Issue 2 was a referendum on Senate Bill 5, which banned strikes, established merit-based pay, gave local officials power to impose contracts and forced workers to pay at least 15 percent of their health care costs without negotiation.
Ohio Democratic Party Chairman Chris Redfern said Issue 2 wasn’t about Democrats versus Republicans. Instead, he said, it was about right and wrong and about the middle class and worker’s rights.
Opponents formed a coalition of Democrats, labor unions and like-minded independents and Republicans who believed the 302-page bill went too far. After Gov. John Kasich signed the bill, the coalition collected 1.3 million petition signatures, raised more than $30 million and beat back the reforms on Election Day by almost 23 points.

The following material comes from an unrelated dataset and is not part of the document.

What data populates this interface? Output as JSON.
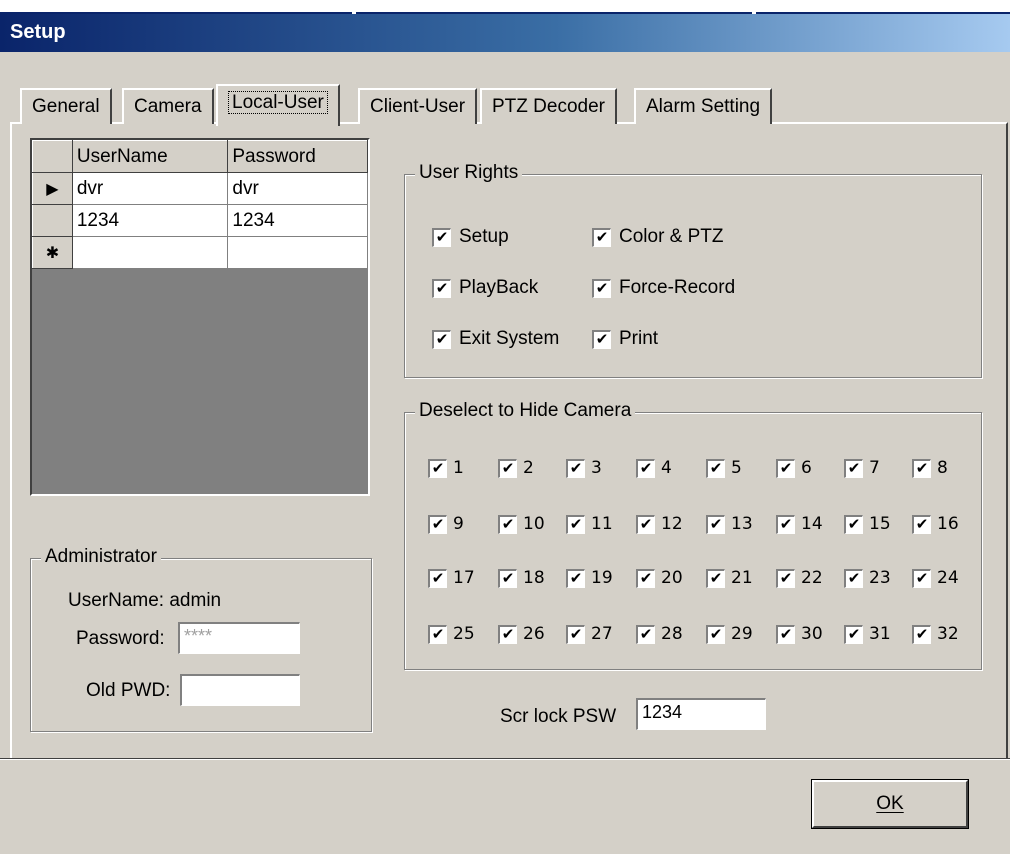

Redfern predicted that the coalition will keep the momentum going into the 2012 election cycle when U.S. Sen. Sherrod Brown and President Obama are campaigning for re-election.
“The volunteers involved in the effort to defeat Senate Bill 5, including labor, Democratic activists and volunteers for President Obama’s re-election campaign, are energized and organized like never before — at least in the years I’ve been involved in Ohio politics, and we have shown that when we come together and work hard, we will achieve victory,” Redfern said.

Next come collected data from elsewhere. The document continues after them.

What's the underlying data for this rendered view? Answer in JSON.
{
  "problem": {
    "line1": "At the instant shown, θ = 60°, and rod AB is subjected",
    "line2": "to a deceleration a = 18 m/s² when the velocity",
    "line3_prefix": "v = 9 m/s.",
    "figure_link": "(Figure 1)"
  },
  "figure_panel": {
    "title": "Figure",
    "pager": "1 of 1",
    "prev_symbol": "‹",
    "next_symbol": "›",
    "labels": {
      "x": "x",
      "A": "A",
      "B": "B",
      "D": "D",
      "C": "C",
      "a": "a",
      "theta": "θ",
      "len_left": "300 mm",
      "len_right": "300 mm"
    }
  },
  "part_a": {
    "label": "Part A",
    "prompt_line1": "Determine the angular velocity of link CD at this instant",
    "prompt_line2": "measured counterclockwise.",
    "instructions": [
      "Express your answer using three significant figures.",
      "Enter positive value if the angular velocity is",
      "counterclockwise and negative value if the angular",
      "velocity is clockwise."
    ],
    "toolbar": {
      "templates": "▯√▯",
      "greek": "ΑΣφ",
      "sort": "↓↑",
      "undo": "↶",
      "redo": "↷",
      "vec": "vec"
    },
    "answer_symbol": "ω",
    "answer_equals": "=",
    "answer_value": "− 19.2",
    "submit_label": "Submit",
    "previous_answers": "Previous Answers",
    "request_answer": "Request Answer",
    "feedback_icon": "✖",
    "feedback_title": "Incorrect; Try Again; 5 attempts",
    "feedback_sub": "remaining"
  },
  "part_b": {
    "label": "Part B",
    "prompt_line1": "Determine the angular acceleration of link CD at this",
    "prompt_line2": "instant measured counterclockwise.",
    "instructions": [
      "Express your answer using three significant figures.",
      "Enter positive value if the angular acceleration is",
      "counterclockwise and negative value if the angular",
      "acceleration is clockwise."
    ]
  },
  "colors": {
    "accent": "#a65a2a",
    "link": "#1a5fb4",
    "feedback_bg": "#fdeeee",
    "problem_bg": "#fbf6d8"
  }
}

Other observers disagree, noting that while 82 of 88 counties rejected Issue 2, all 88 embraced Issue 3, a symbolic vote of no confidence against Obama’s health care law.
“I think it is a one-time win,” said Ohio Republican Party Chairman Kevin DeWine, of Fairborn. “It’s Chris’ wildest dream to keep that coalition together for 2012. His problem is he has Barack Obama on the ballot next year and not Senate Bill 5.”
“Next year isn’t a referendum on Senate Bill 5,” DeWine said. “Next year is a referendum on Barack Obama.”
Redfern noted that the anti-Issue 2 campaign won in diverse communities, from Cleveland to Cincinnati to Wapakoneta to Zanesville “by talking about those issues that matter most to those communities.”
But Birdsong said he too questions whether the anti-Issue 2 coalition will hold together for a highly partisan election fight next year. The results in Ohio and other states indicate a voter backlash against agendas that overreach, he said.
Coming off the big win on Issue 2, “public sector unions need to be careful in how they move forward,” Birdsong said. If the public employee unions are perceived as being unreasonable at the bargaining table, Ohioans’ goodwill and support toward them may erode, he said.
Clearly, the anti-Issue 2 forces appealed to more than just union households. Only 13.7 percent of Ohio workers are in unions as of 2010, down from 21.1 percent in 1990 and 37.2 percent in 1970, according to researchers David Macpherson and Barry Hirsch.
A survey by Peter D. Hart Research Associates for the AFL-CIO, an umbrella organization of unions, found that voters in households with no public employee rejected Issue 2 by 14 points — 57 percent to 43 percent. Two-thirds of voters said they favor public sector collective bargaining, including 60 percent of independents and 43 percent of Republicans, the survey found.
The survey also reported that 26 percent of Gov. John Kasich’s 2010 supporters rejected Issue 2.
Democrats were particularly pleased with data showing that more people voted against Issue 2 — 2.14 million — than voted for Kasich for governor in 2010.
Democrat Ted Strickland, who lost to Kasich by 77,127 votes, said the defeat of Issue 2 bodes well for organized labor.
“This could signal the rebirth of organized labor in Ohio and perhaps even throughout the country because I think it’s been a demonstration of what is at risk,” he said. “I think the agenda of the anti-forces has been made crystal clear, and I think a lot of people now understand perhaps more clearly than they understood in a long time why labor is so important.”
But DeWine said local school boards and city councils are still struggling with limited resources and higher expenses, and that didn’t change with Tuesday’s vote.
“Defeat of Issue 2 took away the tools for local governments to deal with the slope of the expense line,” he said.
“That’s the political fall out from Issue 2.”